I enjoy my present subscription, and thought your most loyal readers — and even your publisher — might be proud of this historical anecdote.
Sam Massell
Atlanta, Georgia
Watermelon Wisdom
My family has subscribed to Grit magazine for several years. I thought this advice might help other readers who garden. It took me five years to figure out the best way to raise watermelon: Dig a hole, put a handful of sand in the bottom, add a handful of cow manure, and then four or five seeds, and cover it all with a hill of mounded soil.
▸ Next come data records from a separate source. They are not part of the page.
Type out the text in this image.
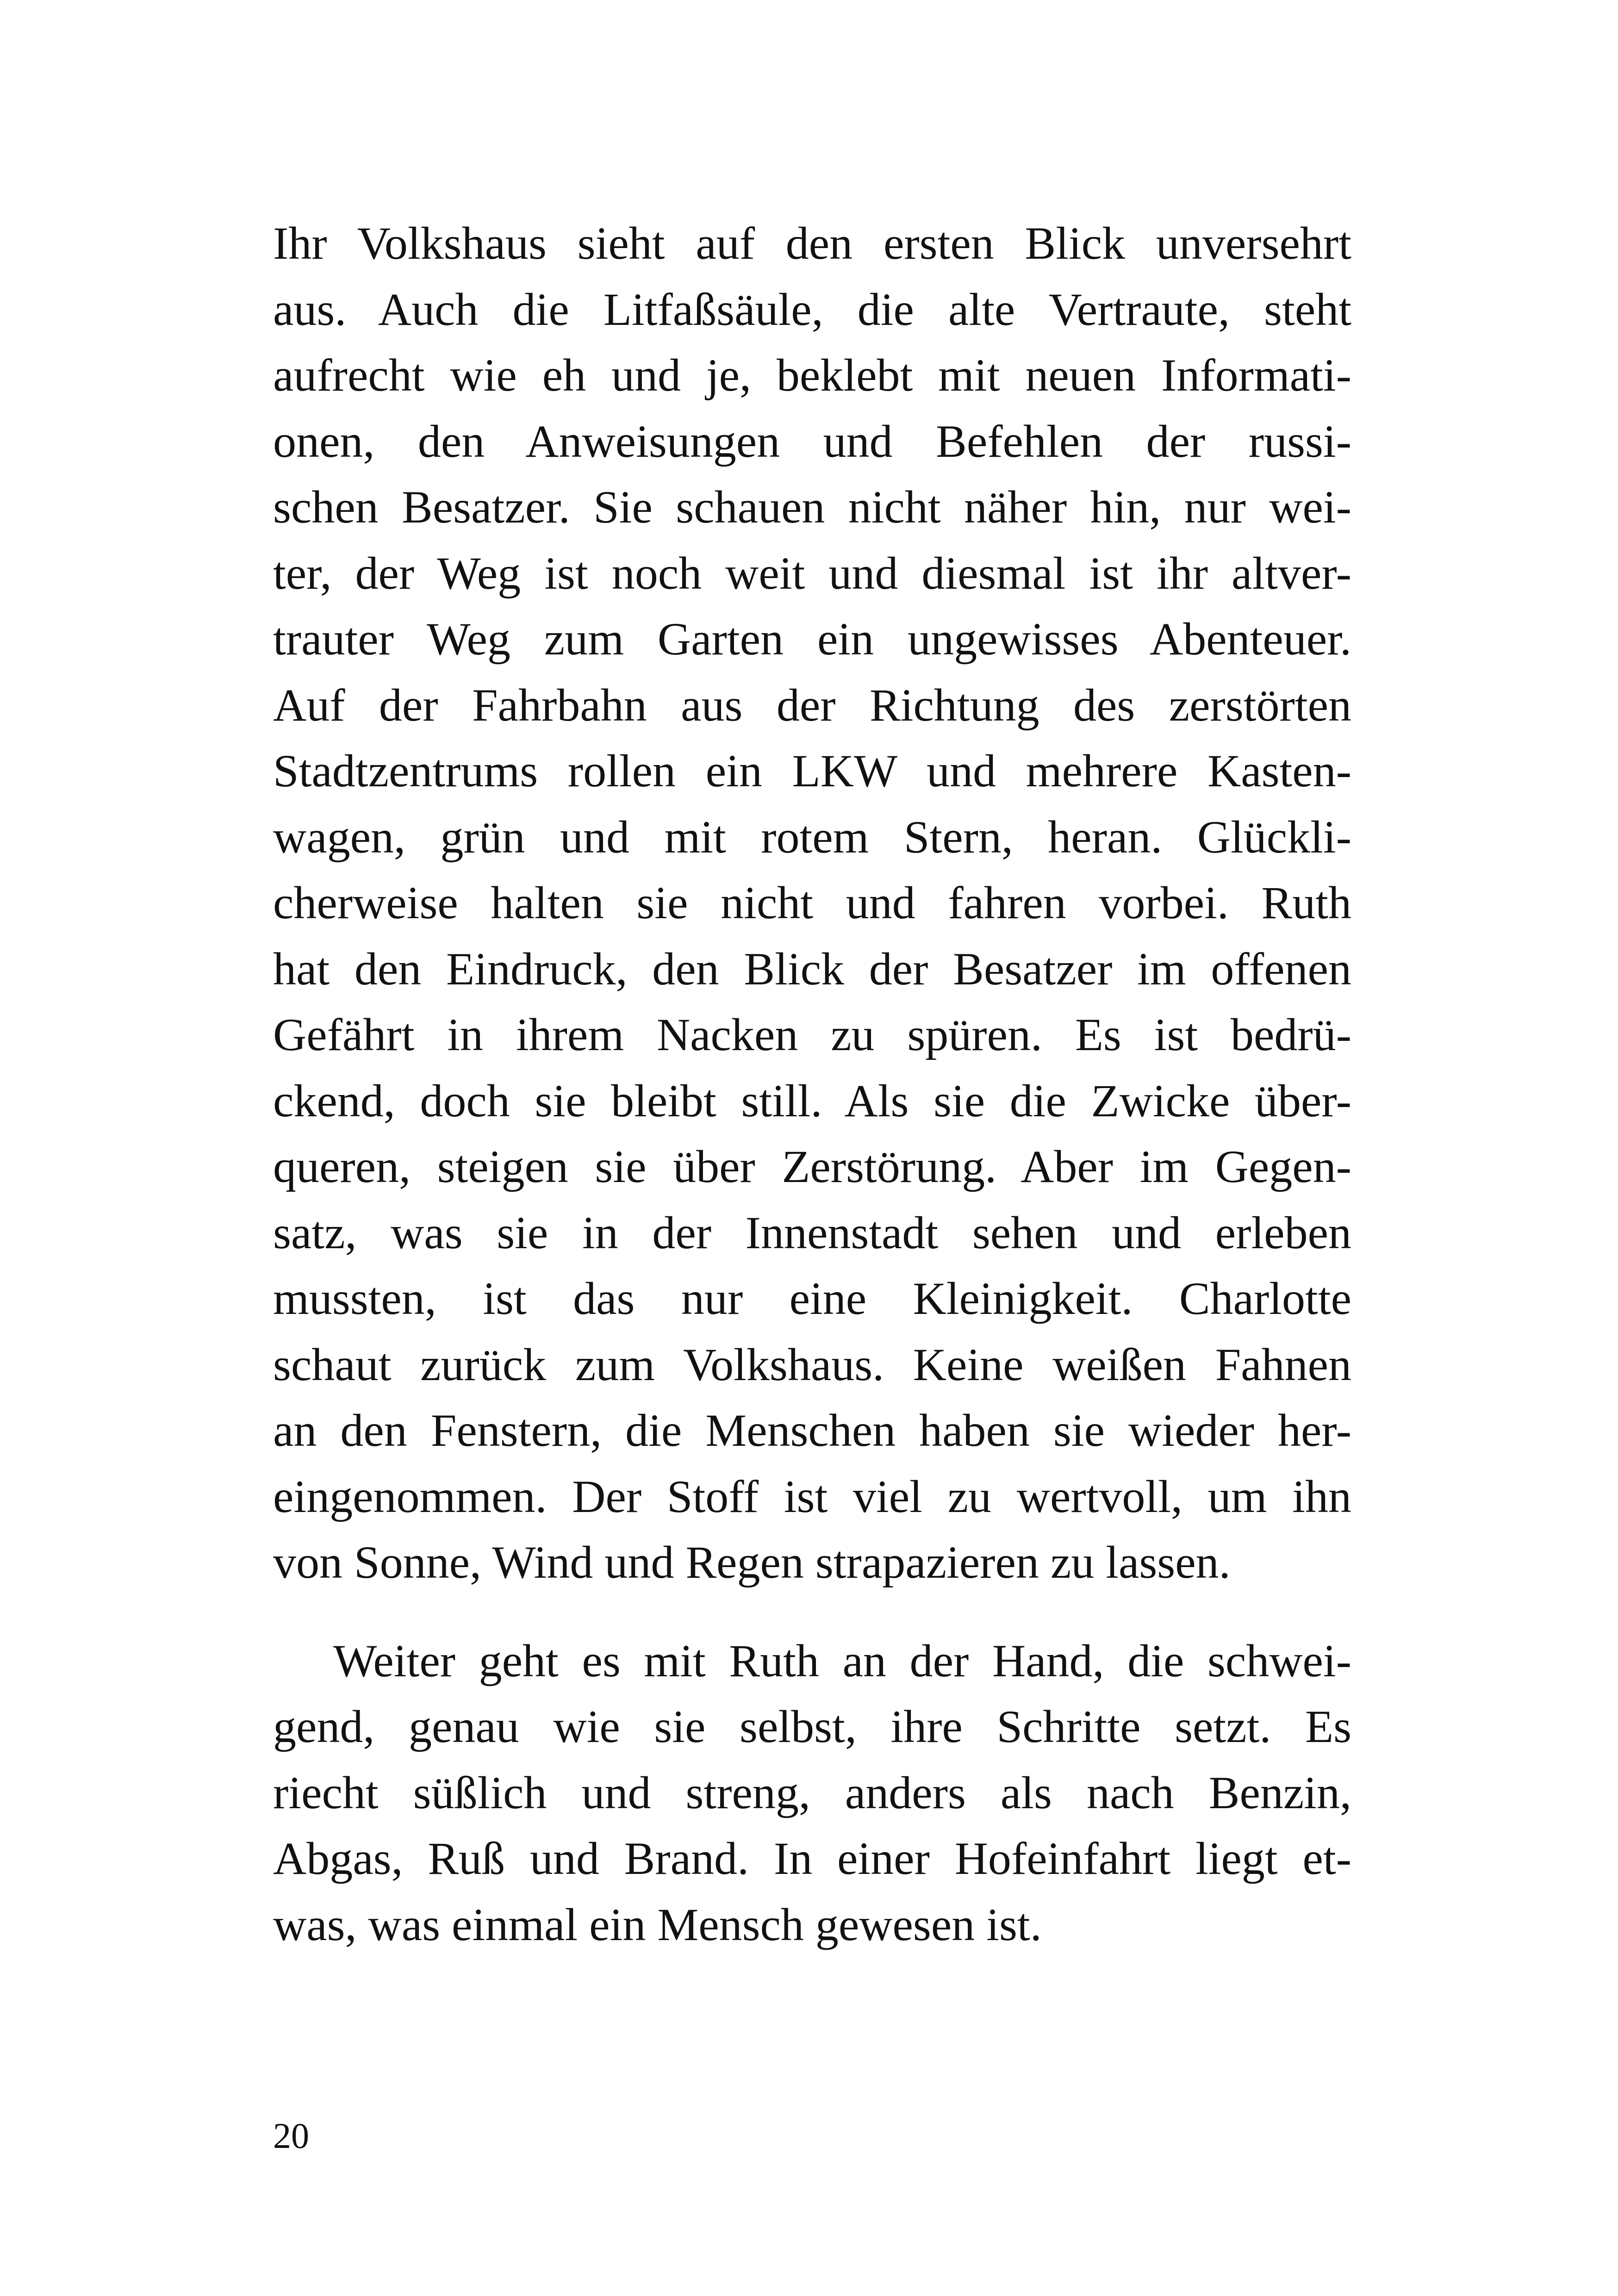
Ihr Volkshaus sieht auf den ersten Blick unversehrt
aus. Auch die Litfaßsäule, die alte Vertraute, steht
aufrecht wie eh und je, beklebt mit neuen Informati-
onen, den Anweisungen und Befehlen der russi-
schen Besatzer. Sie schauen nicht näher hin, nur wei-
ter, der Weg ist noch weit und diesmal ist ihr altver-
trauter Weg zum Garten ein ungewisses Abenteuer.
Auf der Fahrbahn aus der Richtung des zerstörten
Stadtzentrums rollen ein LKW und mehrere Kasten-
wagen, grün und mit rotem Stern, heran. Glückli-
cherweise halten sie nicht und fahren vorbei. Ruth
hat den Eindruck, den Blick der Besatzer im offenen
Gefährt in ihrem Nacken zu spüren. Es ist bedrü-
ckend, doch sie bleibt still. Als sie die Zwicke über-
queren, steigen sie über Zerstörung. Aber im Gegen-
satz, was sie in der Innenstadt sehen und erleben
mussten, ist das nur eine Kleinigkeit. Charlotte
schaut zurück zum Volkshaus. Keine weißen Fahnen
an den Fenstern, die Menschen haben sie wieder her-
eingenommen. Der Stoff ist viel zu wertvoll, um ihn
von Sonne, Wind und Regen strapazieren zu lassen.
Weiter geht es mit Ruth an der Hand, die schwei-
gend, genau wie sie selbst, ihre Schritte setzt. Es
riecht süßlich und streng, anders als nach Benzin,
Abgas, Ruß und Brand. In einer Hofeinfahrt liegt et-
was, was einmal ein Mensch gewesen ist.
20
This works so well for me that I now plant my entire garden this way. For tomato plants, I dig a hole, drop in handfuls of sand and cow manure, and then set in the plant and cover up the roots. I set ‘Big Boy’ tomatoes 3 feet apart.
Gene Pontious
Girard, Kansas
Electrifying Tip
We have an electric fence for our horses. Unfortunately, it runs through the woods where a big pine tree, a couple of fallen apple trees, and some on-the-fence posts pose a shorting-out problem.
Our solution is to run the fence wire through a vinyl hose (the type used for siphoning wine) or, lacking that, a small, sturdy, plastic bottle or even a plastic container, cut to fit the tree trunk. The vinyl hose also works well when using metal fence posts to which you can’t affix plastic insulation. These plastic fixtures may look weird, but they work.
Randy and Mary Ellen Minnier
Dushore, Pennsylvania

A Glance Through Time
I’ve enclosed a photo of the G.W. Lewis Mill in Sylvatus, Virginia (above). I’ve been told that it was taken sometime before 1921. The mill was purchased by Mr. Lewis from my uncle, Ellis Worvell, and is still standing today.
Notice the words “Read Grit” below the left window.
Raymond Worrell
Ennice, North Carolina
Harvesting Honey
Thanks to Carol Herbert for her article, “Build a Honey Extractor” (March/April 2019). My dad kept bees back in the 1930s. We had about 20 hives in our backyard. Our honey extractor was a 50-gallon barrel with a spout at the bottom. It could hold two frames. Dad had a long, wide knife with a tube soldered onto it to run steam through. He’d slice off the caps, and then put the frames in the extractor. I ran the extractor. You had to start slow, and then increase the speed; too much too quickly would break the combs. We sold 3 pounds of honey for 50 cents, and little square comb honey for 15 cents. Nowadays, many folks have never eaten honeycomb. We had to spit out the beeswax. Dad melted it down and sent it out to be made into sheets of foundation.
These days sure are a far cry from my life in 1936! Grit has gotten real shiny these days.
Jane Rigsbee
Springfield, Illinois
Maypop Memories
I read “Spring Showers Bring Maypop Flowers” (March/April 2019) and agree with author Andrew Moore; the flowers are the most exquisite that exist. I think they’re a true testament to the fairies’ floral design creativity!
Maypops were known by my grandmother, who was from the rural northwest corner of Georgia, as country kids’ soda pop. When she worked in the cornfield, it was the only liquid available — on the vine and conveniently climbing up the stalks. When I was just 3 years old, she taught me to enjoy the wild growing fruits. I love the tart-sour tropical flavor, and I also find passionflowers and the leaves important in sleepy-time tea blends.